Though White Voices sounds titillating in summary, its lustfulness, weakened by fast and frequent fadeouts, is mostly suggestiveness. The rest of the humor is fetid stuff, performed with more energy than art, ranging from gags about chamber pots to winking asides about transvestitism as a career. Voices may excite curiosity among gentlemen with a taste for camp. Jones boys will find better things to do.

Quick, Before It Melts explores the comic possibilities of sex in Antarctica and coaxes forth little more than a frozen smile. Against rear-projection views of a place that resembles McMurdo Sound, Director Delbert Mann belabors all the hoariest tricks of his trade. Melts has crazy scientists, sex-starved Navymen, a penguin that delivers radiograms, a seal given to voyeurism, and quips that must have been packed away since Admiral Byrd first visited the place. "We're having a heat wave--darned near up to zero!"
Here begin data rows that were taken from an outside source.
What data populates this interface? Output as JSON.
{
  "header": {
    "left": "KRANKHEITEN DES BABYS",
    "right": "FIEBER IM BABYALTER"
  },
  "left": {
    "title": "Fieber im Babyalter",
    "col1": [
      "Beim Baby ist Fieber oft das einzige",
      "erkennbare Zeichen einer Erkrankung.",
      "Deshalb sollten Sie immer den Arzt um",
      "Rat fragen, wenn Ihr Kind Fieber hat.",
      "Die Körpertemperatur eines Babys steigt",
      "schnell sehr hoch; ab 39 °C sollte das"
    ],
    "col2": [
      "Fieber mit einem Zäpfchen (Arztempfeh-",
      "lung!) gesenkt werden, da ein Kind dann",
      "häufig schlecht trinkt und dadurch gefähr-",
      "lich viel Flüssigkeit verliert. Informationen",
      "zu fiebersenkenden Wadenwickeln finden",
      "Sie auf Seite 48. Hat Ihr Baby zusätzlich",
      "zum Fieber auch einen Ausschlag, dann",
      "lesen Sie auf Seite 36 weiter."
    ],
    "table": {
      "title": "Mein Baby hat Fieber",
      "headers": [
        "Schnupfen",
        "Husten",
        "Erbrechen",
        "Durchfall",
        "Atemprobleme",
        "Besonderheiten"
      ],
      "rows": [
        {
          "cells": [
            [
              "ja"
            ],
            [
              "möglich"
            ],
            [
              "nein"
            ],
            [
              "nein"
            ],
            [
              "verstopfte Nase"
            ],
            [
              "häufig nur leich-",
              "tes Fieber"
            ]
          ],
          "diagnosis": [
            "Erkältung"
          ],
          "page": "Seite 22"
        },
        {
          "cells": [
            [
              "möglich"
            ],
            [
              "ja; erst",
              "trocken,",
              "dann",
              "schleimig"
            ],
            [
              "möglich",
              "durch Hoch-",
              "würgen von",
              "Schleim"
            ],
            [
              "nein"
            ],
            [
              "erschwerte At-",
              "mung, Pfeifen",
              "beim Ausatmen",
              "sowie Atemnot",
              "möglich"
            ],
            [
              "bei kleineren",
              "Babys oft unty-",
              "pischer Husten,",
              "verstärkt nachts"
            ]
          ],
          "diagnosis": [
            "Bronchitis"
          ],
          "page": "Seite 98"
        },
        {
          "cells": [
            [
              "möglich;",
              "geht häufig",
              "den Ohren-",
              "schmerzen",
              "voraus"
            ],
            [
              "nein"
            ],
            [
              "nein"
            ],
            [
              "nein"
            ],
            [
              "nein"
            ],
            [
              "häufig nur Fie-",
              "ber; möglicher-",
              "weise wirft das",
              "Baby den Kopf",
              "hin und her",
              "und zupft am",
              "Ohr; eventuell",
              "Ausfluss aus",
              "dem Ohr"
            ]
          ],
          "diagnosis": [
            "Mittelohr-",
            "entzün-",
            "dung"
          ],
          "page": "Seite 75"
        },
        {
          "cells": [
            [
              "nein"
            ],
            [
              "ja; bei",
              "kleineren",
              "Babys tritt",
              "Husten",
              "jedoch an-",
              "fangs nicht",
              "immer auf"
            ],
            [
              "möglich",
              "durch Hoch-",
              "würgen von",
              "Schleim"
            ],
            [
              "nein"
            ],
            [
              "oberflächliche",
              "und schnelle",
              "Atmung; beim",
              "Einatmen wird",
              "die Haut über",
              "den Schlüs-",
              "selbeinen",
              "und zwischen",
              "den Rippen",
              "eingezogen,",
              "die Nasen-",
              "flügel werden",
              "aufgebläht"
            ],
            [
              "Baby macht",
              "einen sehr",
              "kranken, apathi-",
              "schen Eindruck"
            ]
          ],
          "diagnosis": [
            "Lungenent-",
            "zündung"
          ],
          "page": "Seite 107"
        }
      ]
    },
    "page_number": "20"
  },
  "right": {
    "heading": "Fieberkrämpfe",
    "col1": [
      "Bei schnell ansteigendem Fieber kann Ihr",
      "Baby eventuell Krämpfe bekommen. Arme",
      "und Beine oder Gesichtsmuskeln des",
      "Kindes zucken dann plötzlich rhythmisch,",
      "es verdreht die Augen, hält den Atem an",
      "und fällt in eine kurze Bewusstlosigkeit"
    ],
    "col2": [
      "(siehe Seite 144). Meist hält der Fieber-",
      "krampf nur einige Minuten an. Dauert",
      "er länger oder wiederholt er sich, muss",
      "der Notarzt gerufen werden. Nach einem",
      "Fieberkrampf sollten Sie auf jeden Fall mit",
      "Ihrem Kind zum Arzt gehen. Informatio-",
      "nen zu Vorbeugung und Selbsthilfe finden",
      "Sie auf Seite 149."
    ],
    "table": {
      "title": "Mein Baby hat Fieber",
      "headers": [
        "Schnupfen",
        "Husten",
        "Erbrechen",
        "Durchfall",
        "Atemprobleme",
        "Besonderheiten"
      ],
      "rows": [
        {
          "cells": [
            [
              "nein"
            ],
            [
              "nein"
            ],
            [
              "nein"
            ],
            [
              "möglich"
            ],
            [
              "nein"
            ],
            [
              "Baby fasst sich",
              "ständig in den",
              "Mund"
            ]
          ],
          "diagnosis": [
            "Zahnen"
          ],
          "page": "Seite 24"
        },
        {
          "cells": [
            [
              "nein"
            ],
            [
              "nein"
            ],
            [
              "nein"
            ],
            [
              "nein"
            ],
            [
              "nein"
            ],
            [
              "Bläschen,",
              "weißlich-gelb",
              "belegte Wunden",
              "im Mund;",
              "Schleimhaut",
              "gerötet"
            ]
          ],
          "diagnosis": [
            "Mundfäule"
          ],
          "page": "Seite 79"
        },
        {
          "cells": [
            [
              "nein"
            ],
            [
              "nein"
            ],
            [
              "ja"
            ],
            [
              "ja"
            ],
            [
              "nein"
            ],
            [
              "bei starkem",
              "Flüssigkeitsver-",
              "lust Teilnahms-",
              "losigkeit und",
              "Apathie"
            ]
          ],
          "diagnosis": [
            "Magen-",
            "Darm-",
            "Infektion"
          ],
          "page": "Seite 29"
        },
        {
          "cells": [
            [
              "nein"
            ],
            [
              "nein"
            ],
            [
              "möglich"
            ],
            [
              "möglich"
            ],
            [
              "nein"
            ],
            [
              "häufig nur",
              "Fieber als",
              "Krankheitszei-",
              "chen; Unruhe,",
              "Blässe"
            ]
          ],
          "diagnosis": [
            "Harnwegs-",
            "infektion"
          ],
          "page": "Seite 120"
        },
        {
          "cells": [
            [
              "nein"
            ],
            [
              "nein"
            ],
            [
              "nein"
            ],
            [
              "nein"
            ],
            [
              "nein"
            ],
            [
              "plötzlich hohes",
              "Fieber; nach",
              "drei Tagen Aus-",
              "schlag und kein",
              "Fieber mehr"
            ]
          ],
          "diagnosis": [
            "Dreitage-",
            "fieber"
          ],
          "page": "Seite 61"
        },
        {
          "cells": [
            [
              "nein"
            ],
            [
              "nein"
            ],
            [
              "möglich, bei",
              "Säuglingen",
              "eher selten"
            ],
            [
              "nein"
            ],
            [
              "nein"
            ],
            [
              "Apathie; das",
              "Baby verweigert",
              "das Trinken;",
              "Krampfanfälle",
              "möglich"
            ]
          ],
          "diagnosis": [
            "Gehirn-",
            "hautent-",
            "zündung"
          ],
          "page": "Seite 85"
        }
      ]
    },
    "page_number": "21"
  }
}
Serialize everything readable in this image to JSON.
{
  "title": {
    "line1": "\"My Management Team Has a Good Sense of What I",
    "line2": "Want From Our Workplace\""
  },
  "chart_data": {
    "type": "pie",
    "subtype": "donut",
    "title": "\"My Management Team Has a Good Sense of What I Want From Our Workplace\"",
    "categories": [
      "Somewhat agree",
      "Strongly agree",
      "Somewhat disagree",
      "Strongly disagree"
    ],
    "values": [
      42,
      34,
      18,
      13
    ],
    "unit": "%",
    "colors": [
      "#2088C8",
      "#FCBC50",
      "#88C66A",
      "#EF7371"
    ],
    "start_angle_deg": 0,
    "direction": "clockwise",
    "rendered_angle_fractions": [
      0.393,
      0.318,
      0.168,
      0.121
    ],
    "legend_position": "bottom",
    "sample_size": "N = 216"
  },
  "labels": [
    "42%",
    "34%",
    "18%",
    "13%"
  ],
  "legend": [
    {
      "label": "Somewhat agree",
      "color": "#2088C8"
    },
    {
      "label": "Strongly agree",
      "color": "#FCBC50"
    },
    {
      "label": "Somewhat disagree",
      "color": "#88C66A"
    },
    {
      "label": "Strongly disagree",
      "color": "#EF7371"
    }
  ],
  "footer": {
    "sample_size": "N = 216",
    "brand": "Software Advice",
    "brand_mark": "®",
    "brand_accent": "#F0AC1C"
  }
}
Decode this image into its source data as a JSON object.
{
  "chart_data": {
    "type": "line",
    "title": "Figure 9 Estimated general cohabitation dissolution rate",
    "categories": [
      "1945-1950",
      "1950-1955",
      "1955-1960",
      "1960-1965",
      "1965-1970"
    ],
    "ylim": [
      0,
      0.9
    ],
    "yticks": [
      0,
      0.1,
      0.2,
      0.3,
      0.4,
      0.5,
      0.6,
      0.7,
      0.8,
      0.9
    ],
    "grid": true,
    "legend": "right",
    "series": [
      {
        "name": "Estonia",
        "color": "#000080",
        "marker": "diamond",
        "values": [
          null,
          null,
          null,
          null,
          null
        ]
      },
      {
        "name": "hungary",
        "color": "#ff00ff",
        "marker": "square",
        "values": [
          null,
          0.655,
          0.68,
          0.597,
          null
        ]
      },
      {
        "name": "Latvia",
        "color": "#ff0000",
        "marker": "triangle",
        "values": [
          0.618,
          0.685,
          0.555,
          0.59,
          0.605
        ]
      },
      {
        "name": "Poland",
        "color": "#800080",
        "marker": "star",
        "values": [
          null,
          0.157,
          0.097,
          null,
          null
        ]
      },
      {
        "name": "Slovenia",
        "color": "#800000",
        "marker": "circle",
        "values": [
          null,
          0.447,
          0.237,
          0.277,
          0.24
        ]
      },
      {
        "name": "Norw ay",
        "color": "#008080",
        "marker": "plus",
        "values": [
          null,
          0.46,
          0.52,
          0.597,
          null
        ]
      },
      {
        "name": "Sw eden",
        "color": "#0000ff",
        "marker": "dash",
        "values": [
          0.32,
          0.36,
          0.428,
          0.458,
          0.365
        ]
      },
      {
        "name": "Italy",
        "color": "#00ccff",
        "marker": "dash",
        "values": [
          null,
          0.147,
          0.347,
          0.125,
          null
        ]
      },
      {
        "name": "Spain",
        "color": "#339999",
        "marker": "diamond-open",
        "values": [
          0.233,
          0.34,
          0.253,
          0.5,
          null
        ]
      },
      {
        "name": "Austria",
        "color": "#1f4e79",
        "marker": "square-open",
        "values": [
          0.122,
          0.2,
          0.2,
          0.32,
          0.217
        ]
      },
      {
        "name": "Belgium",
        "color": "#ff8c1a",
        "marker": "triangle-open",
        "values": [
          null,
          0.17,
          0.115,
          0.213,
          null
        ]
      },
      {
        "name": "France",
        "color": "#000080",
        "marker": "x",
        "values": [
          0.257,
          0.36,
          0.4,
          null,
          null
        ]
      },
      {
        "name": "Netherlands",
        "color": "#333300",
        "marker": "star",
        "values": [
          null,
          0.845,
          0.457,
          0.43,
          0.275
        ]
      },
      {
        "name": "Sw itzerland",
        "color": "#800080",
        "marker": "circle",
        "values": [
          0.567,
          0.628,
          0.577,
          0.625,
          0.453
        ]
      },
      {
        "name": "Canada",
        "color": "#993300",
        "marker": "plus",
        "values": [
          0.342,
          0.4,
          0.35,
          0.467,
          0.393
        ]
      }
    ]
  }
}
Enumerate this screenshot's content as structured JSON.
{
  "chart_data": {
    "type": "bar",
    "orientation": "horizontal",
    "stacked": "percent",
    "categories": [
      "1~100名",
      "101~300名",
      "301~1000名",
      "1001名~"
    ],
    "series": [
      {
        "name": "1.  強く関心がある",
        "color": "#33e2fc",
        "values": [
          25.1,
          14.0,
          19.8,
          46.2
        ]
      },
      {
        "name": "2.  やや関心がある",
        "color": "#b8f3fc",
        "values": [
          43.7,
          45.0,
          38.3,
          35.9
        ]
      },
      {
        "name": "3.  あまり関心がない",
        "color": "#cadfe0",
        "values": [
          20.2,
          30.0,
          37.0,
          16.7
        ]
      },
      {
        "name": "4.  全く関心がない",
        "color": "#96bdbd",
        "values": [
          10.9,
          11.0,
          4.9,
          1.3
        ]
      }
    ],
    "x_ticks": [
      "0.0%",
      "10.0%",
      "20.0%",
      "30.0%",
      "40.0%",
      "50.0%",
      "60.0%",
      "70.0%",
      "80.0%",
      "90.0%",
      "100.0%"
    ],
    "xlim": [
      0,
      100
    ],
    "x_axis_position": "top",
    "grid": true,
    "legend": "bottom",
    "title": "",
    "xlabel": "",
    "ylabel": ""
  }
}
Among those stranded on this outing are Broadway Comedian Robert Morse as a fidgety magazine reporter assigned to Operation Deep Freeze, and George Maharis as the lecherous photographer who helps thaw out a pair of playthings flown into the base for publicity purposes. One is a blonde (Janine Gray), one a brunette (Anjanette Comer), and that is the easiest way to tell them apart. It doesn't really matter. As a showcase of young talent, Melts appears to be the year's best bet for instant anonymity.